Os autores do estudo identificaram 202 produtos químicos industriais potencialmente prejudiciais ao cérebro humano. Na sua opinião, eles são “apenas a ponta do iceberg”. Atualmente, mais de mil produtos químicos são considerados neurotóxicos em animais, e os cientistas temem que eles também possam afetar os seres humanos.

Os especialistas consideram que os controles da União Européia não são suficientes. Já os EUA, denunciam, só impõem às empresas requisitos mínimos, muitas vezes não cumpridos.

O médico Philippe Grandjean, do departamento de Medicina Ambiental da Universidade do Sul da Dinamarca, em Winslowparken, afirma que “o cérebro humano é um órgão precioso e vulnerável. O seu funcionamento ótimo depende da integridade do órgão. Assim, qualquer dano, mesmo limitado, pode ter sérias conseqüências”.

“Até em casos com documentação suficiente para provar sua toxicidade, a maioria dos produtos químicos não é regulada para proteger o cérebro em desenvolvimento”, critica.

Grandjean observa que “poucas substâncias, como o chumbo e o mercúrio, são controladas com o objetivo de proteger as crianças”.

Os 200 produtos químicos restantes, “cuja toxicidade para o cérebro humano é conhecida, não são regulados”.
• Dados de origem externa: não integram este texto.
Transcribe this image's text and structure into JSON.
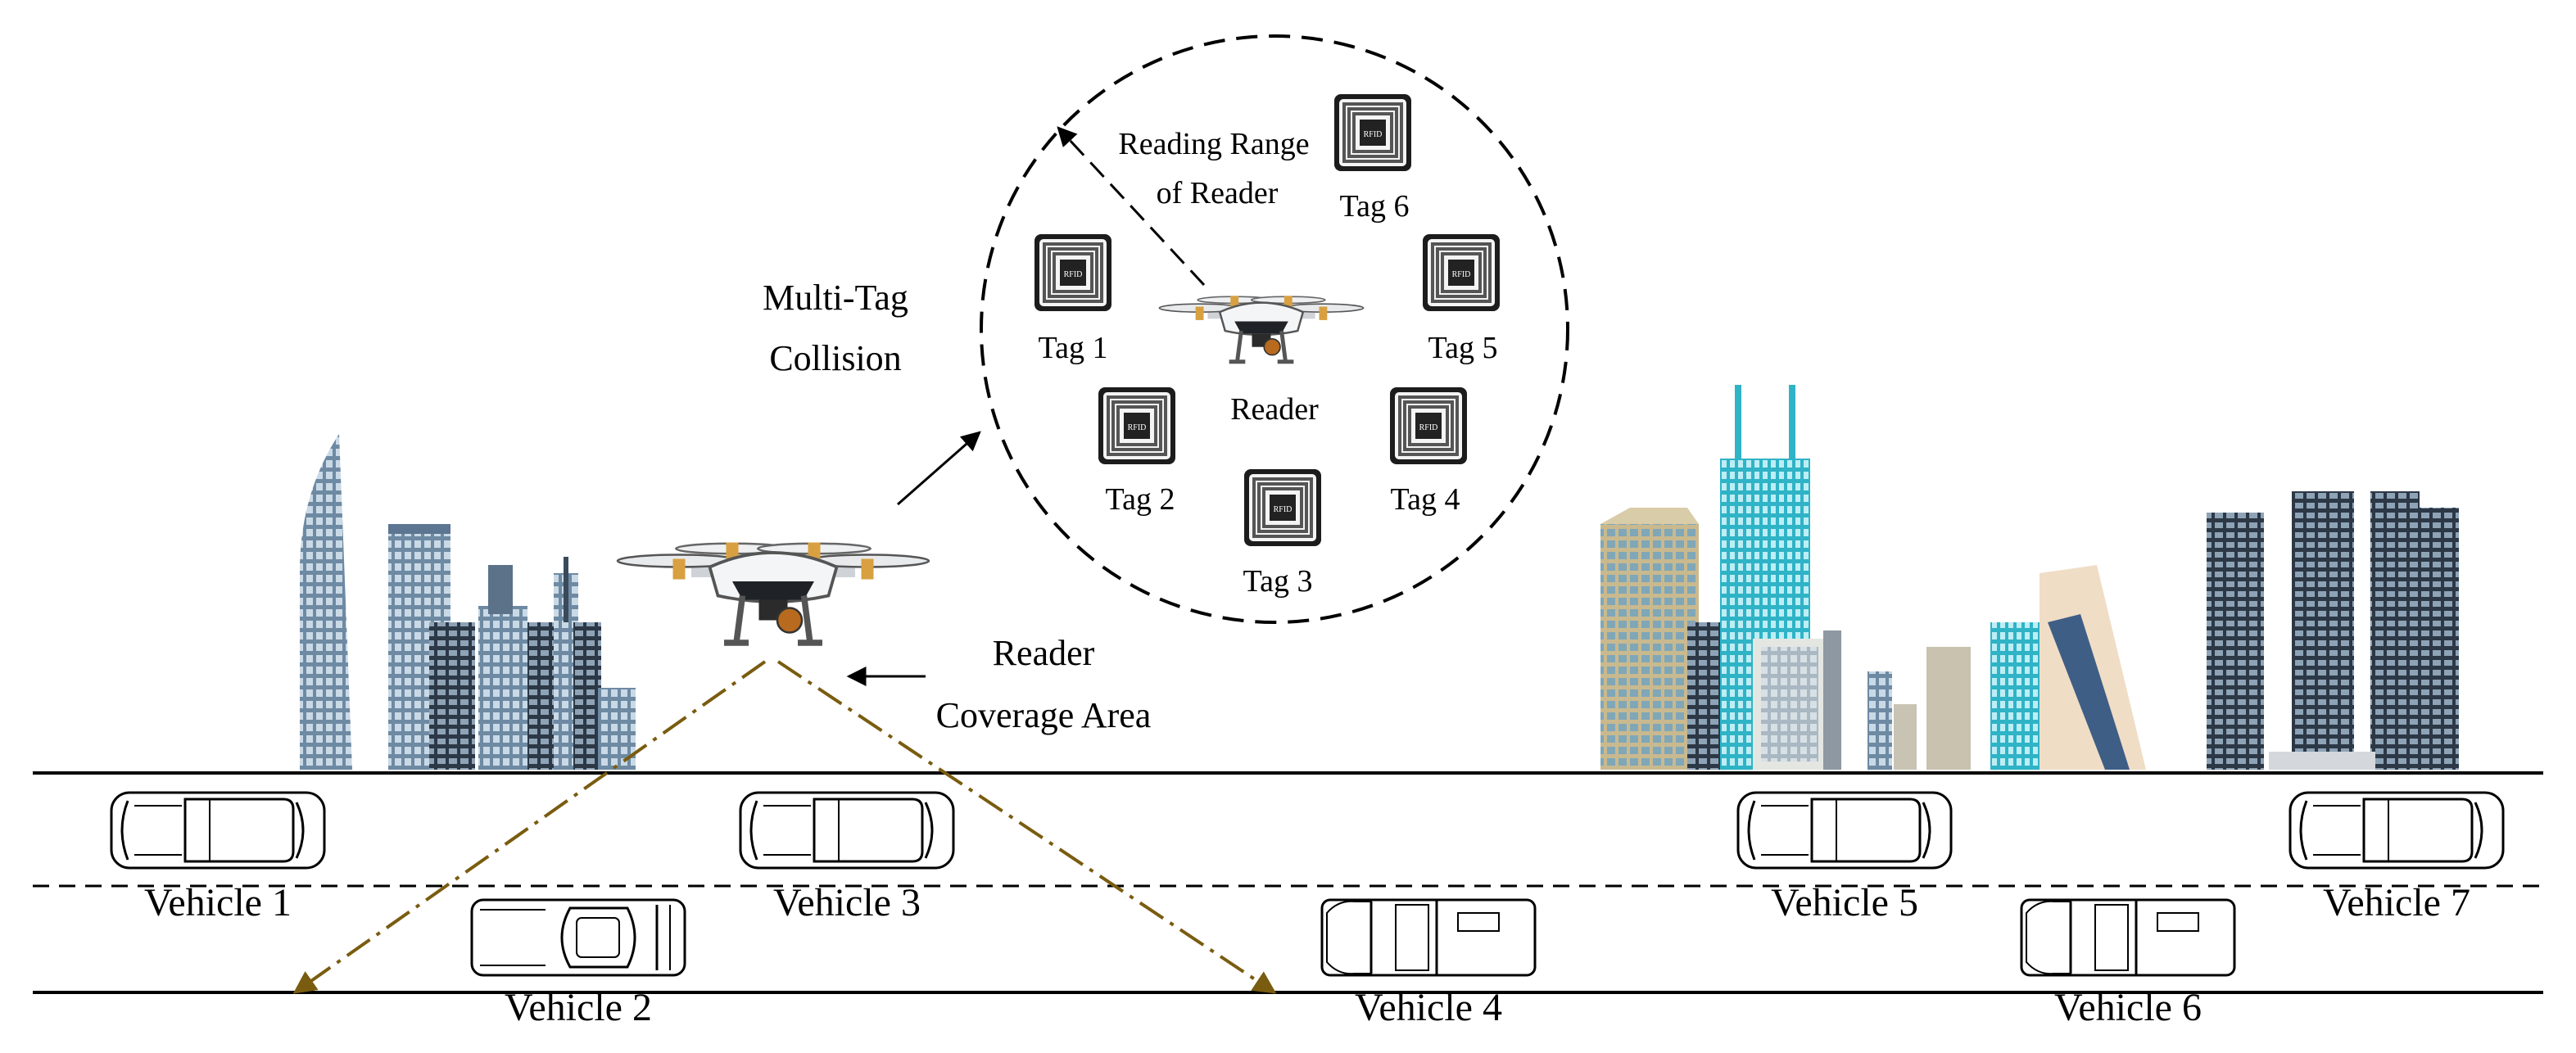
{
  "annotations": {
    "reading_range_line1": "Reading Range",
    "reading_range_line2": "of Reader",
    "collision_line1": "Multi-Tag",
    "collision_line2": "Collision",
    "reader": "Reader",
    "coverage_line1": "Reader",
    "coverage_line2": "Coverage Area"
  },
  "tags": [
    {
      "label": "Tag 1",
      "chip_text": "RFID"
    },
    {
      "label": "Tag 2",
      "chip_text": "RFID"
    },
    {
      "label": "Tag 3",
      "chip_text": "RFID"
    },
    {
      "label": "Tag 4",
      "chip_text": "RFID"
    },
    {
      "label": "Tag 5",
      "chip_text": "RFID"
    },
    {
      "label": "Tag 6",
      "chip_text": "RFID"
    }
  ],
  "vehicles": [
    {
      "label": "Vehicle 1"
    },
    {
      "label": "Vehicle 2"
    },
    {
      "label": "Vehicle 3"
    },
    {
      "label": "Vehicle 4"
    },
    {
      "label": "Vehicle 5"
    },
    {
      "label": "Vehicle 6"
    },
    {
      "label": "Vehicle 7"
    }
  ],
  "colors": {
    "coverage_line": "#7a5c10",
    "building_blue": "#8fb0c8",
    "building_dark": "#3a4a5a",
    "building_cyan": "#49c6d6",
    "building_beige": "#e6dcc4"
  }
}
O dinamarquês e seu colega americano Philip Landrigan, da Escola de Medicina do Monte Sinai, em Nova York, analisaram dados sobre a toxicidade de certos produtos para seu estudo. Eles examinaram em detalhes cinco substâncias de toxicidade comprovada: chumbo, arsênico, tolueno, metilmercúrio e bifenis policlorados (PCB).

Em todos os casos, descobriram processos parecidos: primeiro, constataram altas doses de contaminação em adultos, e registros de episódios isolados em crianças. Em seguida, um volume significativo de provas epidemiológicas indicando que um grau de exposição menor das crianças pode causar defeitos neurológicos.

Os cientistas admitem que especificar os efeitos da poluição química industrial é extremamente difícil, já que os sintomas podem demorar décadas a aparecer.

Por isso o estudo fala de uma “pandemia silenciosa”: o dano causado por cada químico tóxico não se reflete de forma evidente nas estatísticas. Mas o risco para grandes massas da população é evidente, por exemplo, no caso do chumbo.

Quase todas as crianças nascidas em países industrializados entre 1960 e 1980 foram expostas ao chumbo da gasolina. Baseando-se nos efeitos conhecidos do metal, os especialistas afirmam que pode ter havido uma redução de mais de metade dos coeficientes de inteligência superiores a 130, com um aumento nos inferiores a 70.

“Os resultados combinados sugerem que os transtornos causados por produtos químicos industriais deram lugar a uma pandemia silenciosa na sociedade moderna”, concluem os cientistas.

Os especialistas recomendam que os protocolos empregados para calibrar a toxicidade dos produtos químicos sejam ampliados “para incluir um exame de seus efeitos nas funções de comportamento neurológico”.